Upon standing, the mixture visibly separates into two distinct product fractions as shown in FIG. 4. 50% of the green liquid is solubilized in alcohol and is present in the upper fraction while 50% is insoluble in alcohol. The uppermost fraction is clear and yellow in appearance with a pH of at least about 13.5, while the bottom fraction (heel) is black and viscous with a pH of greater than or equal to 14. The bottom fraction is insoluble in alcohol.

The two fractions are separated from one another and each are collected as a raw product. The uppermost fraction is filtered.

Each of the uppermost fraction product and bottom fraction product can be utilized to treat fluids for CO2 removal. The product is added to an amine to form an amine mixture and the amine mixture is utilized to contact a fluid that contains CO2 to be removed. The fluid can be a gas stream or an emission. The contacting allows CO2 absorption. Regeneration processing, typically by heating, is conducted to release the CO2 and regenerate the amine.

Considering first the uppermost (alcohol) fraction, such product contains a sodium species that is contained within liquid water crystals. Alternatively described, the product is an electromagnetic liquid water crystal containing a organized water stabilized sodium, surrounded by an alcohol/water mixture.

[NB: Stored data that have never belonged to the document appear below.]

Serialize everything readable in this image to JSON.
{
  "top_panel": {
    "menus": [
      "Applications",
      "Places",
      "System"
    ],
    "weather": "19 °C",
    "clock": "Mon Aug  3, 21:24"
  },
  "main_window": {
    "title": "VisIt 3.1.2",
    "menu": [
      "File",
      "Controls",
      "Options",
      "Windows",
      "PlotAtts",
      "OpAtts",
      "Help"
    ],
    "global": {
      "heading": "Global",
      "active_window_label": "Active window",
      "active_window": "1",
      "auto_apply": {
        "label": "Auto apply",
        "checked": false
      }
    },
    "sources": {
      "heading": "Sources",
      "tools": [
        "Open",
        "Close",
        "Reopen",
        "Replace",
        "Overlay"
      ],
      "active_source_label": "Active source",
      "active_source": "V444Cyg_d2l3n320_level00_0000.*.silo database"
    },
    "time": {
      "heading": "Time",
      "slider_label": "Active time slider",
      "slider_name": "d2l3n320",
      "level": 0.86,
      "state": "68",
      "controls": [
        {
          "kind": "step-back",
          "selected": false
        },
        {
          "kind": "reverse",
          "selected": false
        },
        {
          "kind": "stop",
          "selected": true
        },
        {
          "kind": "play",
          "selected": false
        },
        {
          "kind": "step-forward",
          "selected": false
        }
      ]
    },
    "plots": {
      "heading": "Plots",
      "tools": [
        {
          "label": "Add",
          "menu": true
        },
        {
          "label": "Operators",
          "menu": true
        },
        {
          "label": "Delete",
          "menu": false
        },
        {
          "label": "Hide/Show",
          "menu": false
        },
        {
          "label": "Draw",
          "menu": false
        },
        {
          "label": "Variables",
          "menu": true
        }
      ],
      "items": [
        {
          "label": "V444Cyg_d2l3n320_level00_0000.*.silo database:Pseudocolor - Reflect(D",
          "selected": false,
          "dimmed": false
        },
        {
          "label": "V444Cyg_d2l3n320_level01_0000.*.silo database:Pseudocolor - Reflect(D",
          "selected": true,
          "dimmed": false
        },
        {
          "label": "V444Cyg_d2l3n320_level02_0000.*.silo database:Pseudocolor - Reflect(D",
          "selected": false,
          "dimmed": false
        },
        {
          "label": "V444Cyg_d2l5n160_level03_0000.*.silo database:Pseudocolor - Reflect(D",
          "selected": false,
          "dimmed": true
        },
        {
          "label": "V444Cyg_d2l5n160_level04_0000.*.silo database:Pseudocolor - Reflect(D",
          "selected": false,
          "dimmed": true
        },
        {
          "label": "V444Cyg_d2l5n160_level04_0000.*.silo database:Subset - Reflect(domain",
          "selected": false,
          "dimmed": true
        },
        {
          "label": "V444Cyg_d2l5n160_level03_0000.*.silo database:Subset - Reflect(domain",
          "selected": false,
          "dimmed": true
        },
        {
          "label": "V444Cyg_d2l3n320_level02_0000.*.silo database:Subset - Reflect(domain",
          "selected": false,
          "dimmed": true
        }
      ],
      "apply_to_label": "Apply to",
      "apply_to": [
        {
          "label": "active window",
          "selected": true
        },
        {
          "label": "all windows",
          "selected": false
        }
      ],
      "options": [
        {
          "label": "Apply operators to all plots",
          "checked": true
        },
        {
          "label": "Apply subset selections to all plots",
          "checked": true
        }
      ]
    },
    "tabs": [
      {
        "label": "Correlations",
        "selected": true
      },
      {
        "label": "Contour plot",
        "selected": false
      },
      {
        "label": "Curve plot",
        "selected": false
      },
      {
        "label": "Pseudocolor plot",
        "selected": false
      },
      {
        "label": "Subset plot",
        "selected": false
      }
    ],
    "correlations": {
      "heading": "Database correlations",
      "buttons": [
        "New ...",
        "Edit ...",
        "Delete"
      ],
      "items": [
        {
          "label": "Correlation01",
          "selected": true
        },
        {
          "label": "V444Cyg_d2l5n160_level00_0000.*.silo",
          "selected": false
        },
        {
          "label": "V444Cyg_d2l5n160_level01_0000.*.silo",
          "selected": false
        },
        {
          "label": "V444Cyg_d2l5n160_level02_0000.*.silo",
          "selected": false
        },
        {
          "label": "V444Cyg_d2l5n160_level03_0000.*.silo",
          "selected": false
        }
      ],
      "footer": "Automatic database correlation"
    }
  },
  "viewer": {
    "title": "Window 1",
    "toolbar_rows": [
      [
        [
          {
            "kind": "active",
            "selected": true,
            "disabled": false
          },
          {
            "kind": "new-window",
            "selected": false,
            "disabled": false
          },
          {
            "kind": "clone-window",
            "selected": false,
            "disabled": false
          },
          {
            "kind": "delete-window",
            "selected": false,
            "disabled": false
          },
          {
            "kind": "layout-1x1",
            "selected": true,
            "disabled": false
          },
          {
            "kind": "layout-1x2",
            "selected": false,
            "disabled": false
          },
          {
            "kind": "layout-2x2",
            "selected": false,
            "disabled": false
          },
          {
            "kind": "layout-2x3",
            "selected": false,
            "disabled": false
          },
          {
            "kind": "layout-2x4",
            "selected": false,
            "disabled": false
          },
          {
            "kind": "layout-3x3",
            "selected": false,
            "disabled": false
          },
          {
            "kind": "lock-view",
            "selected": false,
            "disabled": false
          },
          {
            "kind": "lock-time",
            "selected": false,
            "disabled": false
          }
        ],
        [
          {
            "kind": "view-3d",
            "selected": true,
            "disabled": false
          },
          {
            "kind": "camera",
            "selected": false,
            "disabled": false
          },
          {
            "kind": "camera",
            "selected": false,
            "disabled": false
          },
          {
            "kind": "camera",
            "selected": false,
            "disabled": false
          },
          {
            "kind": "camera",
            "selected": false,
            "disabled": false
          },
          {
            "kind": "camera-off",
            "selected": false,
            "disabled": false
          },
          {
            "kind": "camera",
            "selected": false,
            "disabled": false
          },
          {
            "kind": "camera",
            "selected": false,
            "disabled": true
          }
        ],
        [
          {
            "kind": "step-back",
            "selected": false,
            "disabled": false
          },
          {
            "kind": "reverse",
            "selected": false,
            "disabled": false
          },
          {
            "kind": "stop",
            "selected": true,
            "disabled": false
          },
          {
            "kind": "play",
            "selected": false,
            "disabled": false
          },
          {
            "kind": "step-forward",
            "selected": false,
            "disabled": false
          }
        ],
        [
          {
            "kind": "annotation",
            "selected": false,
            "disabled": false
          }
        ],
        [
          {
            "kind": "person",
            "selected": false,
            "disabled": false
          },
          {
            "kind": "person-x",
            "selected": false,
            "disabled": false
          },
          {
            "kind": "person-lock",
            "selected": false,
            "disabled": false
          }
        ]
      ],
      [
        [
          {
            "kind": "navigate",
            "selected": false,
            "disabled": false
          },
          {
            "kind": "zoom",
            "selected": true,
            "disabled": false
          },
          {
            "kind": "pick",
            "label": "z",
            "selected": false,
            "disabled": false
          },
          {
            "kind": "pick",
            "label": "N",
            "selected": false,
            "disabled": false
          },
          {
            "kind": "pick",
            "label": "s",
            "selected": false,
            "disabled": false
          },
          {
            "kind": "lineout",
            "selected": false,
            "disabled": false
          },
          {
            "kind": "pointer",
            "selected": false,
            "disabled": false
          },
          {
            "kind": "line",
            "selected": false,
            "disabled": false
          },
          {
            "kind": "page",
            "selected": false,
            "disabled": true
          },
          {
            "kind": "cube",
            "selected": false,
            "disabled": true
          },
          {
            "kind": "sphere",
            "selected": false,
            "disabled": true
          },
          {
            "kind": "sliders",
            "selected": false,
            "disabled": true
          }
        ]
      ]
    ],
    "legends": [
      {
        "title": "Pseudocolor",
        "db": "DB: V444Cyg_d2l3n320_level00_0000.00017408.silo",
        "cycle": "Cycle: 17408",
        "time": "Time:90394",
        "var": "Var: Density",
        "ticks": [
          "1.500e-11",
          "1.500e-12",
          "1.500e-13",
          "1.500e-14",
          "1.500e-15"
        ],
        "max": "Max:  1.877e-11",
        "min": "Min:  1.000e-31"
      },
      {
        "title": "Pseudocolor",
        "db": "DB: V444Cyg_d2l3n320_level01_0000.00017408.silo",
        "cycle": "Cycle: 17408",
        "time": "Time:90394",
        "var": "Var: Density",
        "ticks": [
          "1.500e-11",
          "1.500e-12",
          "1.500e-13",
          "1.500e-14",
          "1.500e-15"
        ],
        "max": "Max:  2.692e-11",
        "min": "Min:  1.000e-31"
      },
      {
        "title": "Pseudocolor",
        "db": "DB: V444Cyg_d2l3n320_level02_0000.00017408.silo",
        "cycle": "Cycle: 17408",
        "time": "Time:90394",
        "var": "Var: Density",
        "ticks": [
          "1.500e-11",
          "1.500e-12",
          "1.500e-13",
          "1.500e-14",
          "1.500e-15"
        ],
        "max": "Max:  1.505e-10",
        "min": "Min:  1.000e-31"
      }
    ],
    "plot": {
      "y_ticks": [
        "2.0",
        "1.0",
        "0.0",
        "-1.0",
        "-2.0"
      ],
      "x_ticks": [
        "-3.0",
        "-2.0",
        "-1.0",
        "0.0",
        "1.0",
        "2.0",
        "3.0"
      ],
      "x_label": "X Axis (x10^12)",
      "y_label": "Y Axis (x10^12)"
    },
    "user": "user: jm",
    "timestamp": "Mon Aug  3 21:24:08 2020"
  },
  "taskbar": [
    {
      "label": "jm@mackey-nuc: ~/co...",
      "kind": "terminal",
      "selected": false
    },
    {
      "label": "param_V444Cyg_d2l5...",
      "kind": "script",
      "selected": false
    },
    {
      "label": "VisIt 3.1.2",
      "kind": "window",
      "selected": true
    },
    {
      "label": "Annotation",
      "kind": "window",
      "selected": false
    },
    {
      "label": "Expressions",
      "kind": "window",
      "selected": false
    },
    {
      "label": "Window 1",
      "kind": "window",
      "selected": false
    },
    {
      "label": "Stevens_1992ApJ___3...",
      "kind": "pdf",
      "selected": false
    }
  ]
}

Repeated alcohol extraction (Stage II) can be performed as indicated in FIG. 1. The uppermost fraction can be added to the green liquid again to create a two-solution mixture separated based upon density. The bottom layer contains a high silicon and sodium content as the upper layer contains only sodium with a small amount of silicon. By continuously adding uppermost fraction product to the green liquid, the upper layer will eventually contain less ethanol but more sodium-water structure. The density of the two layers eventually becomes equal and separation between layers is no longer visible.

Once density has equalized, the fraction can be cooled to −30° C. and then warmed back up to room temperature. Such processing served to separate all hydrogen bond connections. This process can be repeated until no separation is visible. After continuous cooling and warming, and separating the top liquid from the heel, the top liquid and the heel were each analyzed. The heel consistently showed high sodium and silicon content in a 1-1 mole ratio. The top liquid fraction shows a very low silicon to sodium ratio such that only a minute amount of silicon remains.

After repeated rounds of stage II processing, the resulting alcohol-containing product consists essentially of alcohol, water and sodium surrounded by stabilizing water molecules. The repetition of Stage II can concentrate the sodium/water structure and lower the alcohol content to create a more direct-use product. As the amount of alcohol decreases, separation between layers is eliminated. The stage II processing can be repeated two or more times, and can preferably be repeated up to six times. The final product typically has an alcohol content of 6-9%, by volume.

Analysis of the upper fraction after repeated extraction indicates an ethanol-water solution with a specific gravity of greater than 1.00, a pH of about 14, viscosity of 20 w oil, with sodium as the only major element in the liquid. An example sample contained 10,000mg/L sodium in 9% ethanol, 91% water. The resulting heel had 110,000 mg/L silicon and 110,000 mg/L sodium. Repeated samples also indicate about equal amounts wt/wt of silicon and sodium in the heel.

The alcohol fraction is an azeotrope having a boiling point of about 80.5° C., above that of ethanol and lower than that of water. The water-stabilized sodium structure is an important part of this ternary azeotrope, affecting the boiling point of the alcohol fraction. The presence of the sodium structure also affects hydrogen bond strengths and lengths.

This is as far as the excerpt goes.